30 maio 2024

As duas novidades na doutrina da eucaristia segundo a Igreja Católica Romana

           A novidade da transubstanciação

A Igreja Católica Romana crê na doutrina eucarística da transubstanciação. Isso significa que a hóstia após o ato da consagração se transforma verdadeira, real e substancialmente no corpo e sangue de Cristo. Os papistas definiram a sua doutrina no Concílio de Trento (1545-1563).
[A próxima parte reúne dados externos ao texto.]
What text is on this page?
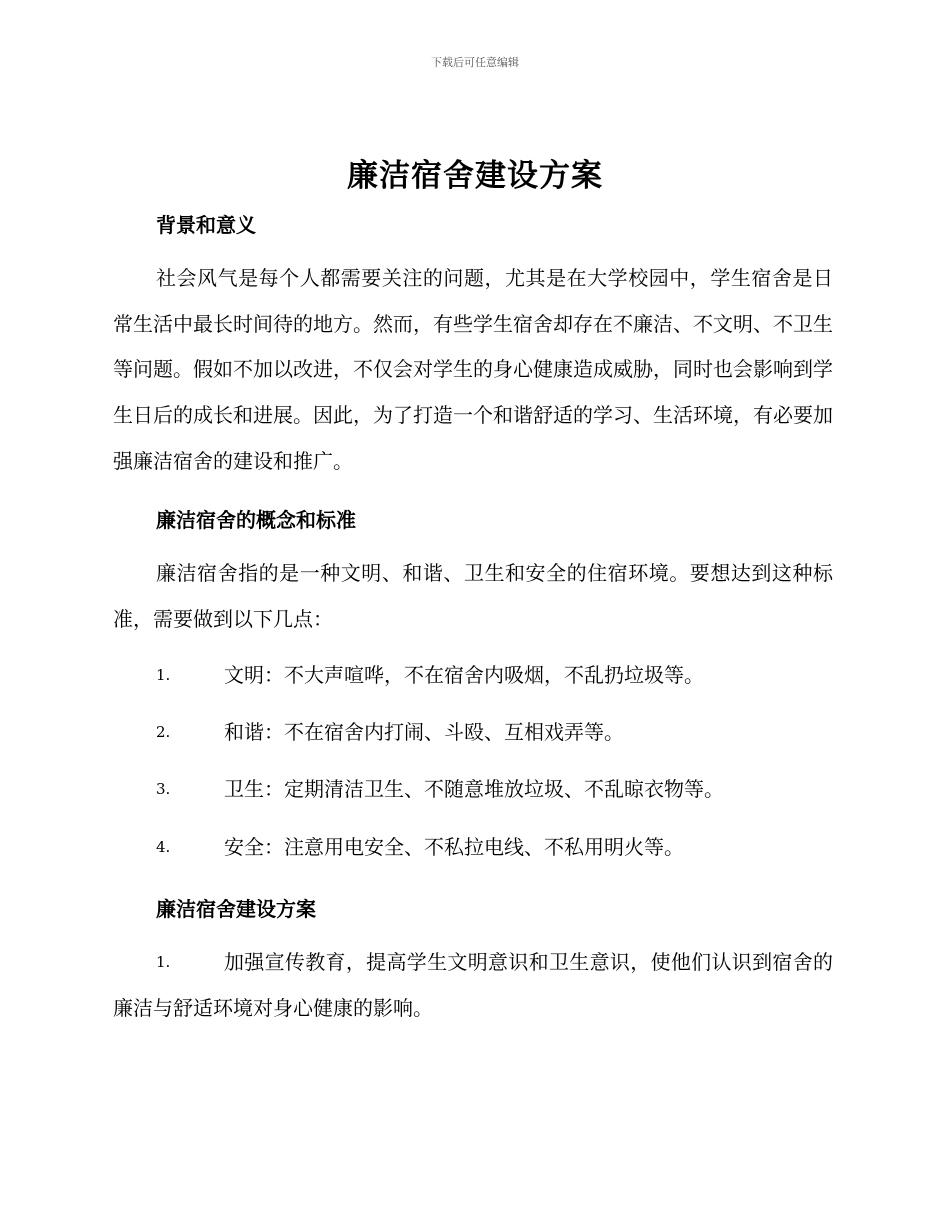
下载后可任意编辑
廉洁宿舍建设方案
背景和意义

社会风气是每个人都需要关注的问题，尤其是在大学校园中，学生宿舍是日常生活中最长时间待的地方。然而，有些学生宿舍却存在不廉洁、不文明、不卫生等问题。假如不加以改进，不仅会对学生的身心健康造成威胁，同时也会影响到学生日后的成长和进展。因此，为了打造一个和谐舒适的学习、生活环境，有必要加强廉洁宿舍的建设和推广。

廉洁宿舍的概念和标准

廉洁宿舍指的是一种文明、和谐、卫生和安全的住宿环境。要想达到这种标准，需要做到以下几点：

1.	文明：不大声喧哗，不在宿舍内吸烟，不乱扔垃圾等。
2.	和谐：不在宿舍内打闹、斗殴、互相戏弄等。
3.	卫生：定期清洁卫生、不随意堆放垃圾、不乱晾衣物等。
4.	安全：注意用电安全、不私拉电线、不私用明火等。
廉洁宿舍建设方案
1.	加强宣传教育，提高学生文明意识和卫生意识，使他们认识到宿舍的廉洁与舒适环境对身心健康的影响。
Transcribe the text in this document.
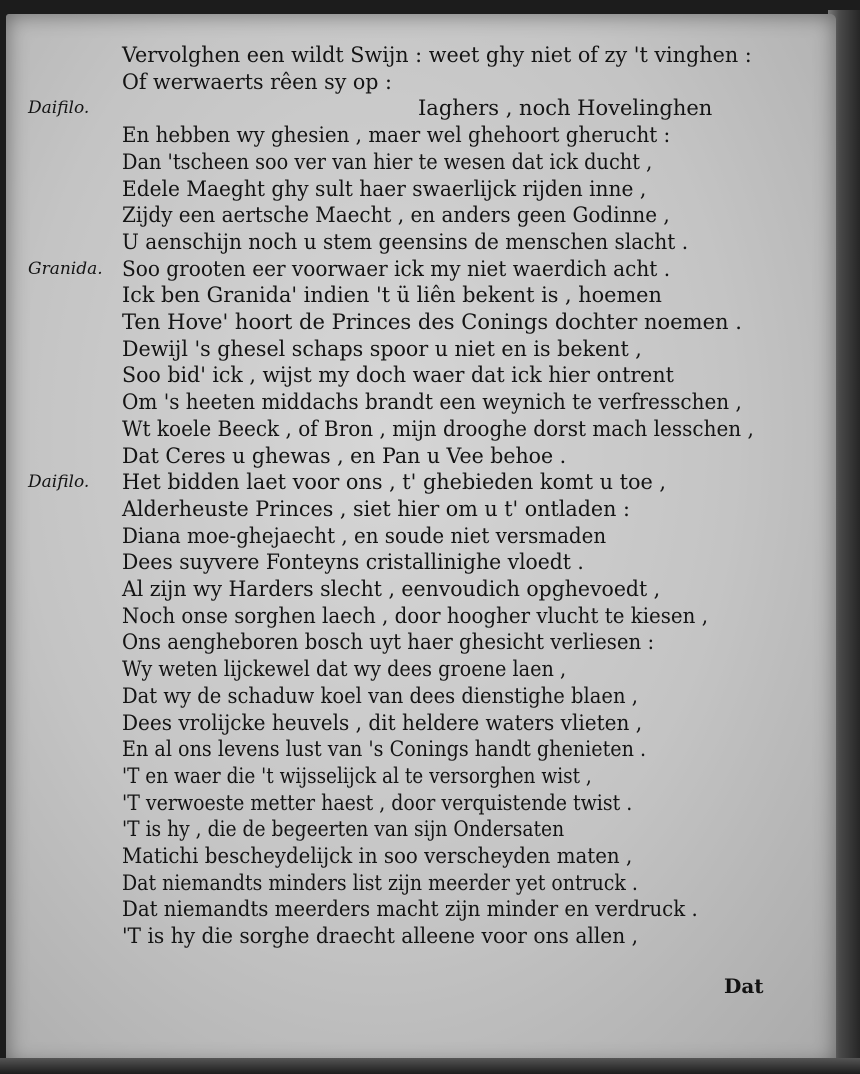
Vervolghen een wildt Swijn : weet ghy niet of zy 't vinghen :
Of werwaerts rêen sy op :
Daifilo.	Iaghers , noch Hovelinghen
En hebben wy ghesien , maer wel ghehoort gherucht :
Dan 'tscheen soo ver van hier te wesen dat ick ducht ,
Edele Maeght ghy sult haer swaerlijck rijden inne ,
Zijdy een aertsche Maecht , en anders geen Godinne ,
U aenschijn noch u stem geensins de menschen slacht .
Granida. Soo grooten eer voorwaer ick my niet waerdich acht .
Ick ben Granida' indien 't ü liên bekent is , hoemen
Ten Hove' hoort de Princes des Conings dochter noemen .
Dewijl 's ghesel schaps spoor u niet en is bekent ,
Soo bid' ick , wijst my doch waer dat ick hier ontrent
Om 's heeten middachs brandt een weynich te verfresschen ,
Wt koele Beeck , of Bron , mijn drooghe dorst mach lesschen ,
Dat Ceres u ghewas , en Pan u Vee behoe .
Daifilo. Het bidden laet voor ons , t' ghebieden komt u toe ,
Alderheuste Princes , siet hier om u t' ontladen :
Diana moe-ghejaecht , en soude niet versmaden
Dees suyvere Fonteyns cristallinighe vloedt .
Al zijn wy Harders slecht , eenvoudich opghevoedt ,
Noch onse sorghen laech , door hoogher vlucht te kiesen ,
Ons aengheboren bosch uyt haer ghesicht verliesen :
Wy weten lijckewel dat wy dees groene laen ,
Dat wy de schaduw koel van dees dienstighe blaen ,
Dees vrolijcke heuvels , dit heldere waters vlieten ,
En al ons levens lust van 's Conings handt ghenieten .
'T en waer die 't wijsselijck al te versorghen wist ,
'T verwoeste metter haest , door verquistende twist .
'T is hy , die de begeerten van sijn Ondersaten
Matichi bescheydelijck in soo verscheyden maten ,
Dat niemandts minders list zijn meerder yet ontruck .
Dat niemandts meerders macht zijn minder en verdruck .
'T is hy die sorghe draecht alleene voor ons allen ,
Dat
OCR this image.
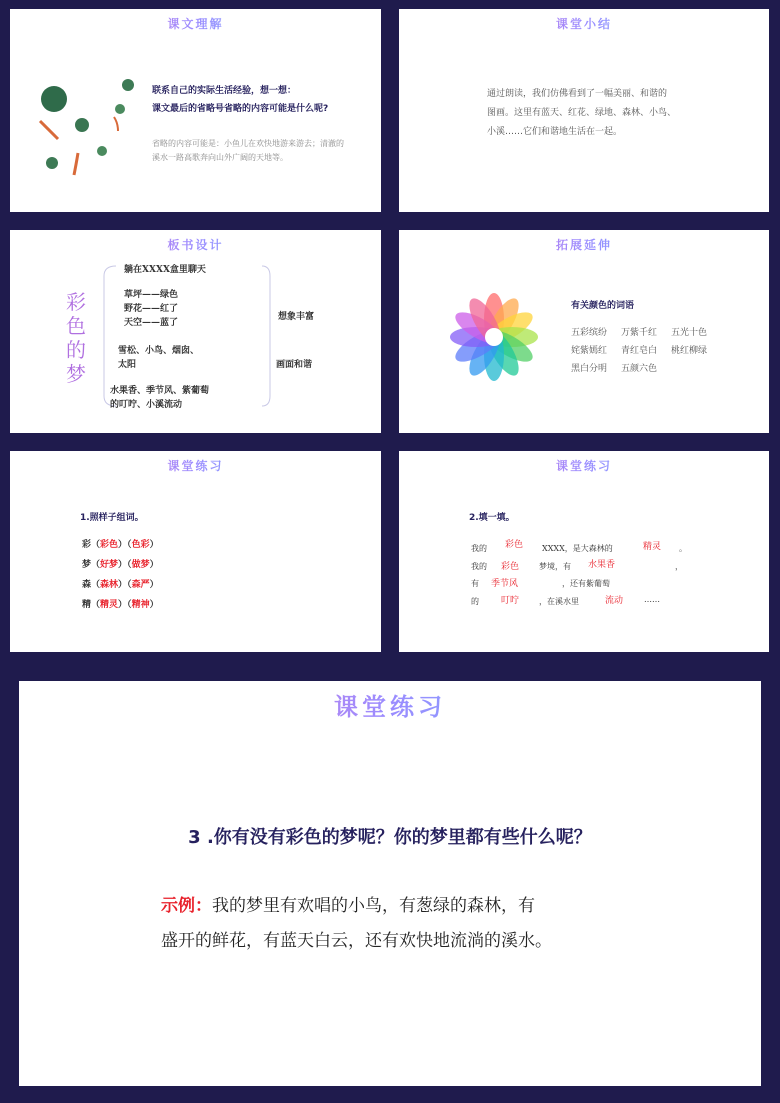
课文理解
联系自己的实际生活经验，想一想：
课文最后的省略号省略的内容可能是什么呢?
省略的内容可能是：小鱼儿在欢快地游来游去；清澈的
溪水一路高歌奔向山外广阔的天地等。
课堂小结
通过朗读，我们仿佛看到了一幅美丽、和谐的
图画。这里有蓝天、红花、绿地、森林、小鸟、
小溪……它们和谐地生活在一起。
板书设计
彩
色
的
梦
躺在XXXX盒里聊天
草坪——绿色
野花——红了
天空——蓝了
雪松、小鸟、烟囱、
太阳
水果香、季节风、紫葡萄
的叮咛、小溪流动
想象丰富
画面和谐
拓展延伸
有关颜色的词语
五彩缤纷 万紫千红 五光十色
姹紫嫣红 青红皂白 桃红柳绿
黑白分明 五颜六色
课堂练习
1.照样子组词。
彩（彩色）（色彩）
梦（好梦）（做梦）
森（森林）（森严）
精（精灵）（精神）
课堂练习
2.填一填。
我的 彩色 XXXX，是大森林的	精灵 。
我的 彩色 梦境，有 水果香	，
有 季节风	，还有紫葡萄
的 叮咛 ，在溪水里	流动	……
课堂练习
3 .你有没有彩色的梦呢？你的梦里都有些什么呢？
示例：我的梦里有欢唱的小鸟，有葱绿的森林，有
盛开的鲜花，有蓝天白云，还有欢快地流淌的溪水。
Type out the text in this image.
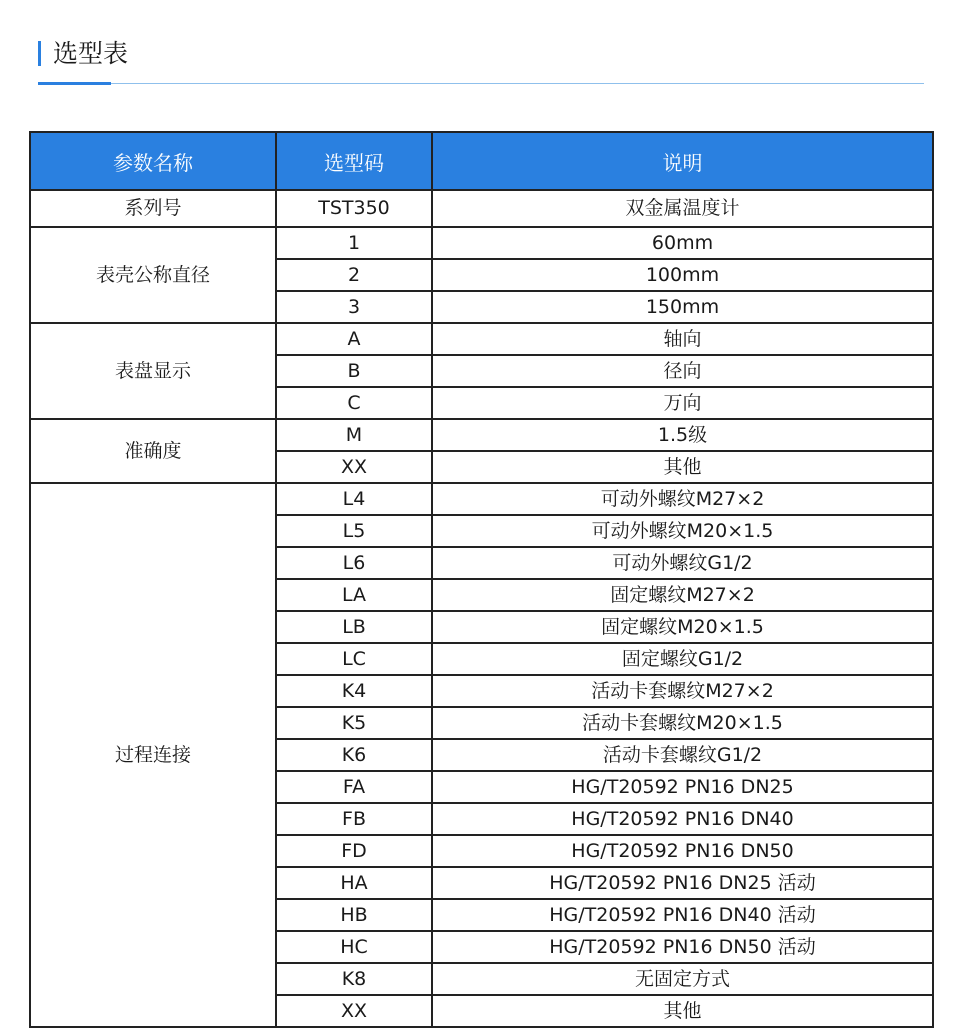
选型表
参数名称	选型码	说明
系列号	TST350	双金属温度计
表壳公称直径	1	60mm
	2	100mm
	3	150mm
表盘显示	A	轴向
	B	径向
	C	万向
准确度	M	1.5级
	XX	其他
过程连接	L4	可动外螺纹M27×2
	L5	可动外螺纹M20×1.5
	L6	可动外螺纹G1/2
	LA	固定螺纹M27×2
	LB	固定螺纹M20×1.5
	LC	固定螺纹G1/2
	K4	活动卡套螺纹M27×2
	K5	活动卡套螺纹M20×1.5
	K6	活动卡套螺纹G1/2
	FA	HG/T20592 PN16 DN25
	FB	HG/T20592 PN16 DN40
	FD	HG/T20592 PN16 DN50
	HA	HG/T20592 PN16 DN25 活动
	HB	HG/T20592 PN16 DN40 活动
	HC	HG/T20592 PN16 DN50 活动
	K8	无固定方式
	XX	其他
Esse concílio declarou que

disse Jesus Cristo nosso Redentor, que era verdadeiramente seu corpo que o oferecia sob a espécie do pão, a igreja de Deus acreditou perpetuamente e, também, declara novamente o santo concílio que pela consagração do pão e do vinho, são convertidas: a substância total do pão no corpo de nosso Senhor, e a substância total do vinho no sangue de nosso Senhor Jesus Cristo, e essa transformação é oportuna e propriamente chamada de transubstanciação pela igreja católica.[1]

Quanto à doutrina da presença real de Jesus Cristo nosso Senhor na eucaristia, o concílio decretou que

claramente, e sinceramente confessa que depois da consagração do pão e do vinho, fica contido no saudável sacramento da santa eucaristia, verdadeira, real e substancialmente nosso Senhor Jesus Cristo, verdadeiro Deus e homem, sob as espécies daqueles materiais sensíveis, pois não existe com efeito, incompatibilidade que o mesmo Cristo nosso salvador esteja sempre sentado, no céu, à direita do Pai, segundo o modo natural de existir e que ao mesmo tempo nos assista sacramentalmente com Sua presença, e em sua própria substância em outros lugares, com existência que ainda que apenas o possamos expressar com palavras, poderemos, não obstante, alcançar com nosso pensamento ilustrado pela fé, que é possível a Deus, e devemos firmemente acreditar. Assim pois, professaram clarissimamente todos os nossos antepassados que viveram a verdadeira Igreja de Cristo, e trataram deste santíssimo e admirável sacramento, a saber: que nosso Redentor o instituiu na última ceia, quando depois de ter benzido o pão e o vinho, atestou a seus apóstolos, com claras e enérgicas palavras que lhes dava seu próprio corpo e seu próprio sangue. E sendo fato consumado que as ditas palavras mencionadas pelos mesmos santos evangelistas e repetidas depois pelo apóstolo são Paulo, incluem em si mesmas aquele próprio e patentíssimo significado, segundo as entenderam os santos pais, é sem dúvida execrável a maldade com que certos homens pretensiosos e corruptos as distorcem, violentam e tentam explicar em sentido figurado, fictício ou imaginário, negando a realidade da carne e sangue de Jesus Cristo contra a inteligência unânime da Igreja, que sendo coluna e apoio da verdade, sempre detestou por serem diabólicas estas ficções expressas por homens ímpios e sempre conservou indelével a memória e gratidão deste tão sobressalente benefício que nos fez Jesus Cristo.[2]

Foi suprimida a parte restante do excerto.